A Review of Human-Object Interaction Detection
Yuxiao Wang, Yu Lei, Li Cui, Weiying Xue, Qi Liu, Zhenao Wei
TL;DR
This survey addresses image-based HOI detection by formalizing the problem as predicting triplets $<$human, object, interaction$>$ and reviewing the landscape of datasets and architectures. It contrasts two-stage pipelines, which separate object/human detection from interaction classification, with one-stage, end-to-end methods that predict HOI triplets directly, and highlights emerging techniques such as zero-shot learning, weakly supervised learning, and large-language-model–driven representations. The compilation includes performance insights on standard benchmarks and discusses key challenges, including long-tail verb-object distributions, annotation costs, and the need for richer contextual information. The authors propose future directions, such as expanding dataset diversity, leveraging transfer learning, and developing more effective multi-task and context-aware HOI models to improve generalization and real-world applicability.
Abstract
Human-object interaction (HOI) detection plays a key role in high-level visual understanding, facilitating a deep comprehension of human activities. Specifically, HOI detection aims to locate the humans and objects involved in interactions within images or videos and classify the specific interactions between them.

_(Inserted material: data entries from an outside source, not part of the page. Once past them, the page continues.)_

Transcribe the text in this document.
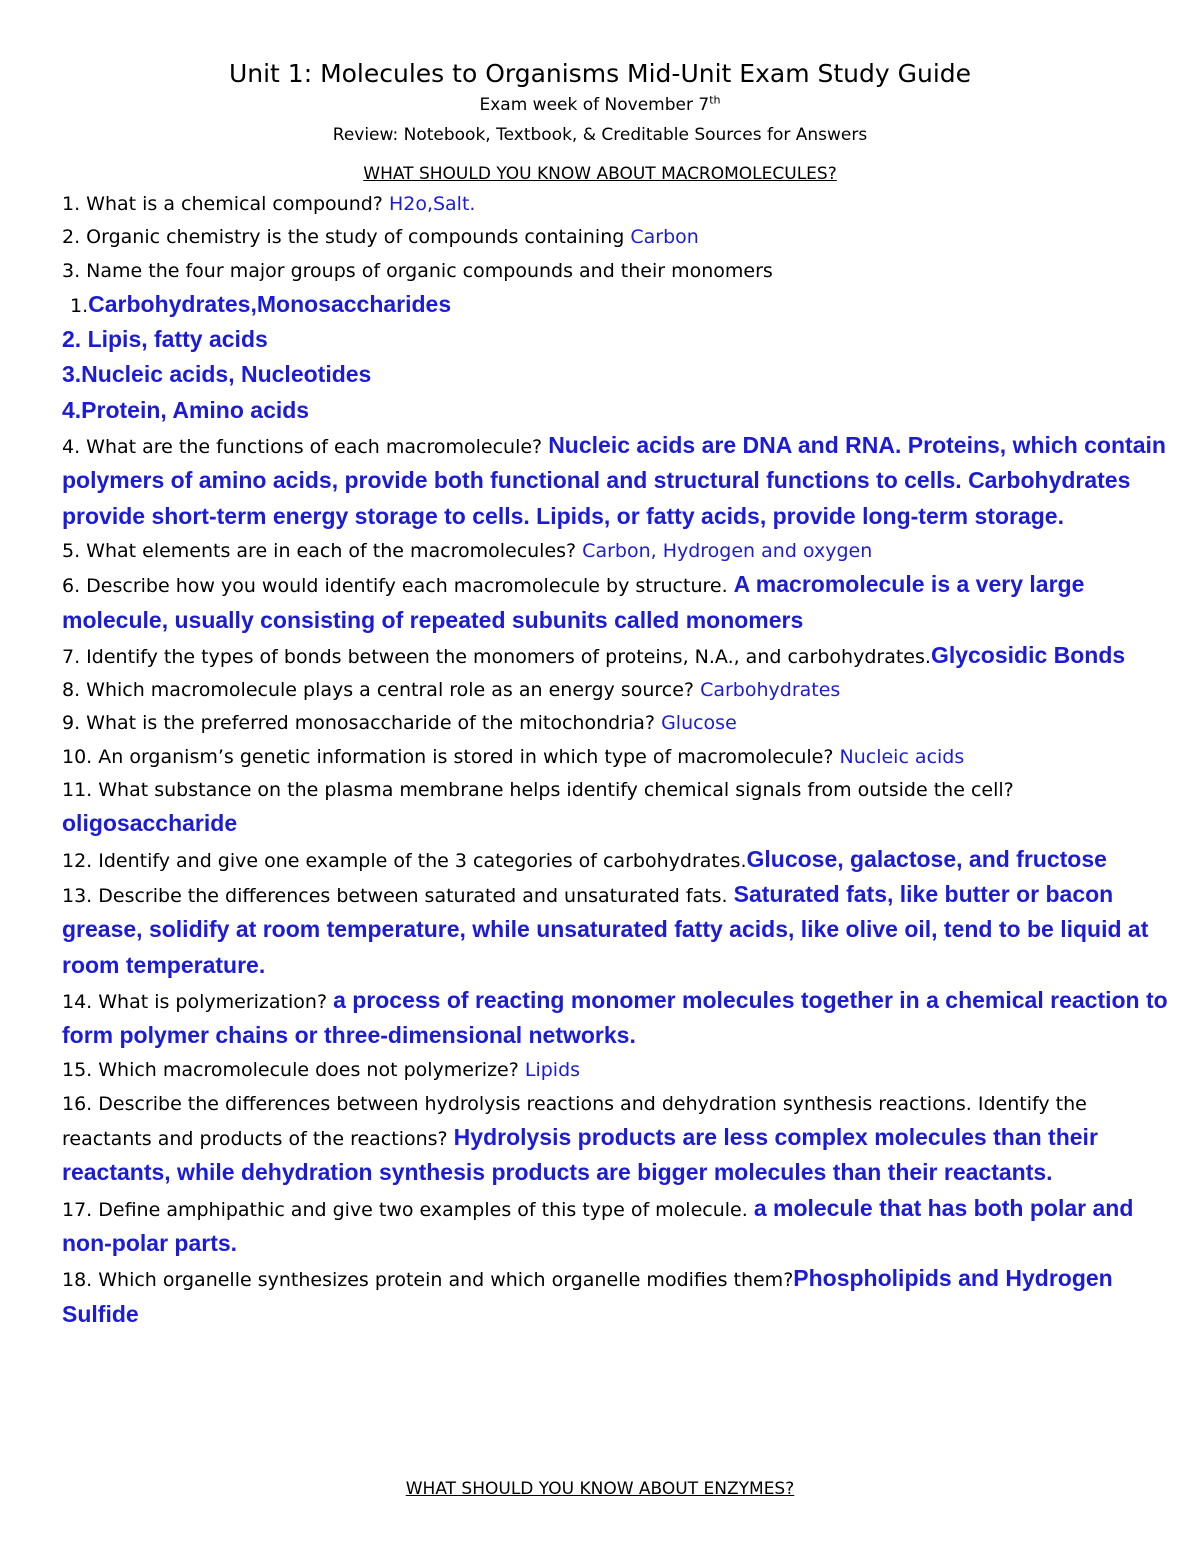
Unit 1: Molecules to Organisms Mid-Unit Exam Study Guide
Exam week of November 7th
Review: Notebook, Textbook, & Creditable Sources for Answers
WHAT SHOULD YOU KNOW ABOUT MACROMOLECULES?
1. What is a chemical compound? H2o,Salt.
2. Organic chemistry is the study of compounds containing Carbon
3. Name the four major groups of organic compounds and their monomers
1.Carbohydrates,Monosaccharides
2. Lipis, fatty acids
3.Nucleic acids, Nucleotides
4.Protein, Amino acids
4. What are the functions of each macromolecule? Nucleic acids are DNA and RNA. Proteins, which contain polymers of amino acids, provide both functional and structural functions to cells. Carbohydrates provide short-term energy storage to cells. Lipids, or fatty acids, provide long-term storage.
5. What elements are in each of the macromolecules? Carbon, Hydrogen and oxygen
6. Describe how you would identify each macromolecule by structure. A macromolecule is a very large molecule, usually consisting of repeated subunits called monomers
7. Identify the types of bonds between the monomers of proteins, N.A., and carbohydrates.Glycosidic Bonds
8. Which macromolecule plays a central role as an energy source? Carbohydrates
9. What is the preferred monosaccharide of the mitochondria? Glucose
10. An organism’s genetic information is stored in which type of macromolecule? Nucleic acids
11. What substance on the plasma membrane helps identify chemical signals from outside the cell? oligosaccharide
12. Identify and give one example of the 3 categories of carbohydrates.Glucose, galactose, and fructose
13. Describe the differences between saturated and unsaturated fats. Saturated fats, like butter or bacon grease, solidify at room temperature, while unsaturated fatty acids, like olive oil, tend to be liquid at room temperature.
14. What is polymerization? a process of reacting monomer molecules together in a chemical reaction to form polymer chains or three-dimensional networks.
15. Which macromolecule does not polymerize? Lipids
16. Describe the differences between hydrolysis reactions and dehydration synthesis reactions. Identify the reactants and products of the reactions? Hydrolysis products are less complex molecules than their reactants, while dehydration synthesis products are bigger molecules than their reactants.
17. Define amphipathic and give two examples of this type of molecule. a molecule that has both polar and non-polar parts.
18. Which organelle synthesizes protein and which organelle modifies them?Phospholipids and Hydrogen Sulfide
WHAT SHOULD YOU KNOW ABOUT ENZYMES?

The success of this task is influenced by several key factors, including the accurate localization of human and object instances, as well as the correct classification of object categories and interaction relationships. This paper systematically summarizes and discusses the recent work in image-based HOI detection. First, the mainstream datasets involved in HOI relationship detection are introduced. Furthermore, starting with two-stage methods and end-to-end one-stage detection approaches, this paper comprehensively discusses the current developments in image-based HOI detection, analyzing the strengths and weaknesses of these two methods. Additionally, the advancements of zero-shot learning, weakly supervised learning, and the application of large-scale language models in HOI detection are discussed. Finally, the current challenges in HOI detection are outlined, and potential research directions and future trends are explored.